New Oral Drug Cuts Multiple Myeloma Progression Risk by 52% in Phase III Trial
Mezigdomide triplet nearly doubled progression-free survival to 18 months in relapsed myeloma patients refractory to standard therapies.
Summary
A phase III clinical trial called SUCCESSOR-2 found that adding the oral drug mezigdomide to a standard multiple myeloma treatment regimen nearly doubled how long patients lived without their cancer worsening. In patients whose myeloma had stopped responding to common treatments like lenalidomide and anti-CD38 antibodies, the mezigdomide combination extended median progression-free survival from 8.3 months to 18 months — a 52% reduction in the risk of disease progression or death. Presented at the 2026 ASCO annual meeting, this is the first phase III result for a CELMoD drug, a newer class that works more powerfully than older immunomodulatory drugs. Researchers say the oral, community-friendly regimen could become a new standard of care for this difficult-to-treat population.
Detailed Summary
Multiple myeloma is a blood cancer that becomes increasingly hard to treat as patients cycle through available therapies. A significant number of patients today are exposed upfront to quadruplet regimens, leaving them resistant to lenalidomide and anti-CD38 antibodies when they relapse — a situation that severely limits treatment options. The SUCCESSOR-2 trial directly addresses this growing clinical problem with a novel therapeutic class.
The phase III trial found that adding mezigdomide — a cereblon E3 ligase modulator, or CELMoD drug — to the standard carfilzomib and dexamethasone regimen produced a median progression-free survival of 18 months, compared with just 8.3 months for the two-drug control arm. This translates to a hazard ratio of 0.48, meaning a 52% reduction in the risk of disease progression or death. Results were highly statistically significant.
Mezigdomide works by binding cereblon more effectively than older drugs like lenalidomide or pomalidomide, enhancing myeloma cell killing and immune stimulation. Crucially, it can override resistance mechanisms to existing immunomodulatory drugs, making it relevant even for heavily pretreated patients. It previously demonstrated a 50% response rate in patients already exposed to CAR-T or bispecific therapies.

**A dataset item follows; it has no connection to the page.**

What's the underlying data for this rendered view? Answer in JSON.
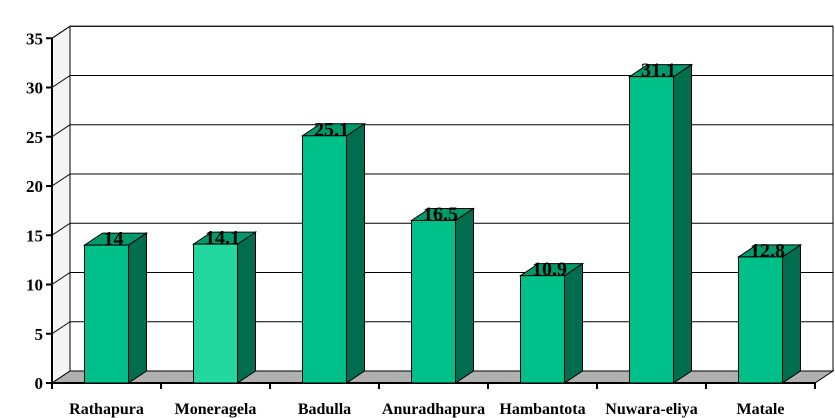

The second progression-free survival — tracking outcomes after a subsequent line of therapy — also favored the triplet arm at 23.6 versus 13 months. Discussants noted this benefit was achieved even though the control arm had greater access to novel salvage therapies including CAR-T and bispecifics. The oral delivery and manageable safety profile make it viable across community oncology settings.
One important caveat is that overall survival data are not yet mature. Additionally, a related CELMoD drug, iberdomide, is currently under FDA review. Both drugs represent an emerging class with real promise, but long-term durability and comparative data against newer cellular therapies remain to be established.
Key Findings
- Mezigdomide triplet cut risk of myeloma progression or death by 52% vs standard two-drug regimen.
- Median progression-free survival nearly doubled from 8.3 months to 18 months in refractory patients.
- Second progression-free survival also improved: 23.6 vs 13 months, despite control arm accessing more novel therapies.
- Mezigdomide showed 50% response rate in patients previously treated with CAR-T or bispecific agents.
- Oral delivery and community-practice compatibility make this regimen broadly accessible if approved.
Methodology
This is a news report from MedPage Today covering a late-breaking phase III clinical trial (SUCCESSOR-2) presented at ASCO 2026. The trial includes a comparator arm and reports hazard ratios with confidence intervals, indicating robust randomized controlled trial methodology. MedPage Today is a credible, peer-reviewed-adjacent medical news outlet; primary data have not yet been published in a peer-reviewed journal.
Study Limitations
Overall survival data are not yet mature, so long-term survival benefit remains unconfirmed. The article is a conference report, not a peer-reviewed publication, so full trial data including adverse event details require independent verification. Generalizability may be limited by specific eligibility criteria not fully described in the article.